By Mary Faulds, AFA Journal staff writer
September 2009 – Macon and Genny Hare started serving with New Tribes Missions (NTM) in the Amazon jungle in late 1956 with their three children, Macon Jr., Bing, and Christina, or Chrissy for short. They were located in a community named Puraquequare (PQQ), where the elder Macon was the Brazilian field director. PQQ was the location of an NTM school for missionary children and a Brazilian church plant.
In May 1957, the children were bathing on a floating raft in the Amazon, as they did every day. Macon Jr. said a swift current flowed under the floating dock. Three-year old Chrissy stepped back and fell off the dock. “My mom was sure we had lost her,” he said. “We rushed to the other side of the large dock, and she came up – we grabbed her and pulled her to safety.”
That scare caused Genny Hare to write a letter to her friend, expressing her relief that God had spared her child, but those words would have a different ring soon.
The next week, Macon Sr. was traveling in the jungle visiting other missionaries in a tribal area and would be out of contact for a few days.
“[Chrissy] had stacked some stools so she could climb and got into the medicine closet and took a number of malaria medicines,” her older brother, Macon Jr., recalled. “We did not realize that. A few hours later she went into convulsions. The camp nurse was next door and all attempts to save her failed as she went through several convulsions and then passed away.”
Since they were in the interior of the jungle, there was no way to embalm the body, so it was necessary to bury Chrissy immediately. The next morning, after a brief funeral, they paddled her away to bury her in a local Brazilian graveyard a few miles down river.
A few days later the elder Macon flew back into Manaus, a village three hours away, and was waiting to take a boat back to PQQ. Macon Jr. said his dad was told a baby had died at the school down river. There were several babies so he wasn’t sure if it was Chrissy. He stayed up all night praying.
As the boat pulled into the dock the next day, and as he saw Genny and just the two boys, he knew it was his little girl who had died. Macon walked up and hugged his family and said, “Let’s not be bitter at Jesus!”
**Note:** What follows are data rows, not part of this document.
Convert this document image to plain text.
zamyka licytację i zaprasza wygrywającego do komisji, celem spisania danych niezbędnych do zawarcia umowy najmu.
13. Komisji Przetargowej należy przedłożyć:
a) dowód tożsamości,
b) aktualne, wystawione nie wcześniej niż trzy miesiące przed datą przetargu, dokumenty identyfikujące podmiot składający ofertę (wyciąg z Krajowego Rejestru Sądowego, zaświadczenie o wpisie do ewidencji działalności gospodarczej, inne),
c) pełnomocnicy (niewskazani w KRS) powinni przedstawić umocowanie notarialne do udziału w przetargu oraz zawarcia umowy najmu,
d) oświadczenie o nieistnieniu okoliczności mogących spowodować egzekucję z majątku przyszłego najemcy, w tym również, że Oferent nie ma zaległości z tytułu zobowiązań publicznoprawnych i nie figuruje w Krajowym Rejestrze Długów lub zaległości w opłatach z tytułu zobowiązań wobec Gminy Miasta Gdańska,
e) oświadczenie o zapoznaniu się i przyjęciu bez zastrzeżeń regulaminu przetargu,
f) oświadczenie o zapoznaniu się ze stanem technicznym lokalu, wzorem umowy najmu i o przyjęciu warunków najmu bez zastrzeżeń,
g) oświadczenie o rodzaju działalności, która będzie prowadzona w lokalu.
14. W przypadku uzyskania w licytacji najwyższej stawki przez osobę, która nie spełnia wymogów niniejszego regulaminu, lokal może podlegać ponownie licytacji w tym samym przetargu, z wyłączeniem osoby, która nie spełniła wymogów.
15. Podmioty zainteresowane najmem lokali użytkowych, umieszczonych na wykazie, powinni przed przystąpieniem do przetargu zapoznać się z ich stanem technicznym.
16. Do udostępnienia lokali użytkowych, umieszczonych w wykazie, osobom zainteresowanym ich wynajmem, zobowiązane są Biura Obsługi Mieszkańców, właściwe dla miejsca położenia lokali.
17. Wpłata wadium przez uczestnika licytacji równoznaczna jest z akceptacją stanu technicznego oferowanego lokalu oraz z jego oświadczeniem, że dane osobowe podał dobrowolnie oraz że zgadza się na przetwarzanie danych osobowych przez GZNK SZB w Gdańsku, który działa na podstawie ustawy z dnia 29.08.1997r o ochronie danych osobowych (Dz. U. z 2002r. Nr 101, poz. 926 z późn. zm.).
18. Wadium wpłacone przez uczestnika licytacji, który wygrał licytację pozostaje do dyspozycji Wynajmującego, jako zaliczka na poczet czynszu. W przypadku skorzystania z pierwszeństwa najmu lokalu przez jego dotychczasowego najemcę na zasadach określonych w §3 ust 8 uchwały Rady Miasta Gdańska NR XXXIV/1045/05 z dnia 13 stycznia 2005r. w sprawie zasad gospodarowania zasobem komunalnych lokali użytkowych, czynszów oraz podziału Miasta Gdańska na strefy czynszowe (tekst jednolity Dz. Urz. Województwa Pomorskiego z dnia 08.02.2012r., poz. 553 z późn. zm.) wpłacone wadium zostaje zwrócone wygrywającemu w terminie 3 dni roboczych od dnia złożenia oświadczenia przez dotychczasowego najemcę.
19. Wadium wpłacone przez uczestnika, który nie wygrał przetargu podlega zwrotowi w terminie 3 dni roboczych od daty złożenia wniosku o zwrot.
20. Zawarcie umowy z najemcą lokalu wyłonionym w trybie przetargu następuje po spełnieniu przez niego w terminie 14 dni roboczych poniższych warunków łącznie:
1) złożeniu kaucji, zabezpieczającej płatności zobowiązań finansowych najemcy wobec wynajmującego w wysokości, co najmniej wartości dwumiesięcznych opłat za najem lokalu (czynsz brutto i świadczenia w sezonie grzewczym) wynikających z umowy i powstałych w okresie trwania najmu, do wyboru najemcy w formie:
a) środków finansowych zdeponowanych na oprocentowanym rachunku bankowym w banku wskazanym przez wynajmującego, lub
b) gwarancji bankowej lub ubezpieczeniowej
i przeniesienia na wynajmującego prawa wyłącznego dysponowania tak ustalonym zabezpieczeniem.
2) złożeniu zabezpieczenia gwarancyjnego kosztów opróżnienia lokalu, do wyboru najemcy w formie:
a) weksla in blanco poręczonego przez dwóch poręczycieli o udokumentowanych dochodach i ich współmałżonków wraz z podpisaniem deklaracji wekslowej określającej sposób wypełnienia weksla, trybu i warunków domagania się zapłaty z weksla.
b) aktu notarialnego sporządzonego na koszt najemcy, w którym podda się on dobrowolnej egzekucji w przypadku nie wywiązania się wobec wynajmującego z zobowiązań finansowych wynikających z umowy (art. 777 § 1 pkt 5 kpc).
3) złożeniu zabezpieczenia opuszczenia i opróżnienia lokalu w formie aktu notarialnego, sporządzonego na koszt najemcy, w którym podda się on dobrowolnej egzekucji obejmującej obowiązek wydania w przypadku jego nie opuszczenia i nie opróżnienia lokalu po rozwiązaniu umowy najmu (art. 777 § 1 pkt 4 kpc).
A few weeks later, Genny received a letter from her friend, Nina, whom she wrote about Chrissy’s scare on the floating dock. Nina wrote how she didn’t know what to say, so she quoted Genny’s own words from her earlier letter. Genny would later say these words were God’s way of preparing her for the death of her daughter.
“As I sat and held her close to me on the float,” Genny had written, “I thanked the Lord for sparing her [Chrissy]. Later, as I was rocking her to sleep, I was thanking the Lord again, and it seemed the Lord asked me if it had been the other way, could I still have thanked Him? The verse in First Thessalonians came to my mind, ‘In everything give thanks, for this is the will of God in Christ Jesus concerning you.’ As I sat and thought on these things, I wondered if it had been the other way, could I have thanked the Lord as much as I did for sparing her? I knew that would have been the real test. I could only confess to Him that I did not know how I would respond – that He knew my heart even better than I knew it.”
Macon Sr. and his wife continued in ministry in Brazil for a number of years before coming back to the U. S. to serve as one of the executive leaders of New Tribes Mission until he retired. He passed away in 2003, but his wife Genny is still living.
Macon Jr.’s life was also impacted profoundly by his sister’s death. “It helped me to sort out the important things that count for the Lord – for eternity,” he said. “A few months later [after Chrissy’s death], the same missionary nurse, who fought to keep my sister alive, asked me to take her to another baby who was sick. The nurse put the baby in my arms while she started to check the vital signs. I held the baby only minutes when she died in my arms.”
Chrissy’s death and the Brazilian baby’s death shook Macon Jr. to the core. He said those experiences are partially why he is in missions now. He and his wife, Katy, have served 25 years in Colombia, South America, and a few years working to save kidnapped missionaries. He is currently serving as part of the NTM communications department.
Macon Hare Jr., who says his sister’s death “shook him to the core,” now believes that her death was one of the main reasons he went into the mission field. He and his wife Katy have served for 25 years as missionaries in Columbia, South America.